Mas o sacerdócio não é um direito, nem mesmo para os homens. Ninguém pode exigir ser ordenado, nem sequer quem sente vocação. A Igreja discerne, confirma ou não confirma esse chamamento. O próprio candidato reconhece que recebe algo que não lhe pertence. Falar de “direito das mulheres ao sacerdócio” é, portanto, um erro de base, pois quem usa essa linguagem mostra não ter compreendido a natureza do ministério ordenado.
Neste contexto, torna-se necessário também esclarecer outra ideia recorrente: a de que dar acesso ao sacerdócio seria reconhecer o valor das mulheres na Igreja. A realidade concreta desmente esta narrativa, pois as mulheres já sustentam, em grande parte, a vida das comunidades cristãs. Elas são a maioria esmagadora na prática sacramental, na catequese, na ação social, na vida litúrgica. Em muitos contextos, elas são o verdadeiro tecido vivo da Igreja. Falar de “dar mais espaço às mulheres” sem reconhecer este facto revela uma análise superficial na realidade eclesial. Mais ainda: corre-se o risco de reduzir o valor da mulher à sua presença em estruturas de governo ou ministérios ordenados, como se a dignidade dependesse de funções visíveis. Por isso, a questão que se impõe é outra: estamos a falar de serviço ou de poder? Quando a linguagem se torna reivindicativa, quando se fala em “acesso”, “direitos”, “exclusão”, há um deslizamento claro para categorias políticas. Mas a Igreja não é uma democracia funcional onde os cargos se distribuem por critérios de representatividade. É um corpo orgânico, onde cada membro tem uma missão própria. Insistir na ordenação de mulheres como sinal de progresso pode, paradoxalmente, revelar uma incompreensão da própria identidade da Igreja. E mais: pode obscurecer aquilo que verdadeiramente precisa de atenção hoje.
Num tempo em que tantos homens se afastaram da prática cristã, em que a presença masculina nas comunidades é cada vez mais residual, a prioridade pastoral dificilmente passa por reconfigurar o sacerdócio. A crise é outra, e mais profunda. Por isso, talvez o verdadeiro caminho não esteja em adaptar a Igreja às categorias do mundo, mas em redescobrir a lógica própria do Evangelho, uma lógica onde a grandeza não está no poder, mas na santidade, onde a vocação não é reivindicada, mas acolhida e onde a diferença não é ameaça, mas riqueza.
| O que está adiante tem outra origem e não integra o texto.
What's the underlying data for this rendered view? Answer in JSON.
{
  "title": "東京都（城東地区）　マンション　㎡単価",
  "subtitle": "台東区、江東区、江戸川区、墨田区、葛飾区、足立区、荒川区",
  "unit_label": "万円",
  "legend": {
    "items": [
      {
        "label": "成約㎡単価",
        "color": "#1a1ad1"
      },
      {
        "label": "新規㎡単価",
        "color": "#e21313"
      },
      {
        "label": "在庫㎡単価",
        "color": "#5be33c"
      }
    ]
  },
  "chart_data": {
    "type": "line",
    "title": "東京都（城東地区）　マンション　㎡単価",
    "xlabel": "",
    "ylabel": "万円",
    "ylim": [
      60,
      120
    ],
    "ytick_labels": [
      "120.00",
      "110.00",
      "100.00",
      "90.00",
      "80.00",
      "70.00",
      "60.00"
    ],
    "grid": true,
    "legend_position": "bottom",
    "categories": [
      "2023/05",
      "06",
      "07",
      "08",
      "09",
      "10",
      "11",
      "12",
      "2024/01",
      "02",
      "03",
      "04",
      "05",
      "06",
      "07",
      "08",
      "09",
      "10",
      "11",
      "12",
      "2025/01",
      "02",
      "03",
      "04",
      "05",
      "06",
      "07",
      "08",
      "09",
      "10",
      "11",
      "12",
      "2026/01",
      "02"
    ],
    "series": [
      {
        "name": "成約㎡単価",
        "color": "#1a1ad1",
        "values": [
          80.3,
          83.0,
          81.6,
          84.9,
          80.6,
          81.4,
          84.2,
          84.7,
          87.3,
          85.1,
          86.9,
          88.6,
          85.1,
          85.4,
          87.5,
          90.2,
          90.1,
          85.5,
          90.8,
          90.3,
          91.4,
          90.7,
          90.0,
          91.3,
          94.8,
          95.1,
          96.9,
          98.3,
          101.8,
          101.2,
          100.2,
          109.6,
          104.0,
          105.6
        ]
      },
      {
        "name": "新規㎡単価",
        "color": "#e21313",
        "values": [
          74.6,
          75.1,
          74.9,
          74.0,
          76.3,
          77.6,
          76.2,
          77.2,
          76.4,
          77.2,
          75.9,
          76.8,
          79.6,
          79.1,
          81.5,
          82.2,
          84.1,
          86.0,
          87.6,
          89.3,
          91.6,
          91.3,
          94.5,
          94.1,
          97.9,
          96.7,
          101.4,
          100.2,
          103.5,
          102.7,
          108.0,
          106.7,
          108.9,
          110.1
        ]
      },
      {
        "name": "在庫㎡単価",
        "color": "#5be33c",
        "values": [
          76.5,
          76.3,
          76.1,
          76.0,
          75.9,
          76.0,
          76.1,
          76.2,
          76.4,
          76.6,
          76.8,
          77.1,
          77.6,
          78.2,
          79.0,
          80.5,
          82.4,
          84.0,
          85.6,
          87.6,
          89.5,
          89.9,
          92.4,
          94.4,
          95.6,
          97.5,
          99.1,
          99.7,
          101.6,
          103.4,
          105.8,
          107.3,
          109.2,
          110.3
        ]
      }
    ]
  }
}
A Igreja precisa, sim, de reconhecer, valorizar e integrar ainda mais o contributo das mulheres, mas isso não se faz imitando modelos externos nem forçando aquilo que não lhe foi dado fazer. Há limites que não são obstáculos ao Espírito Santo. São precisamente o lugar onde se reconhece que a Igreja não é dona de si mesma.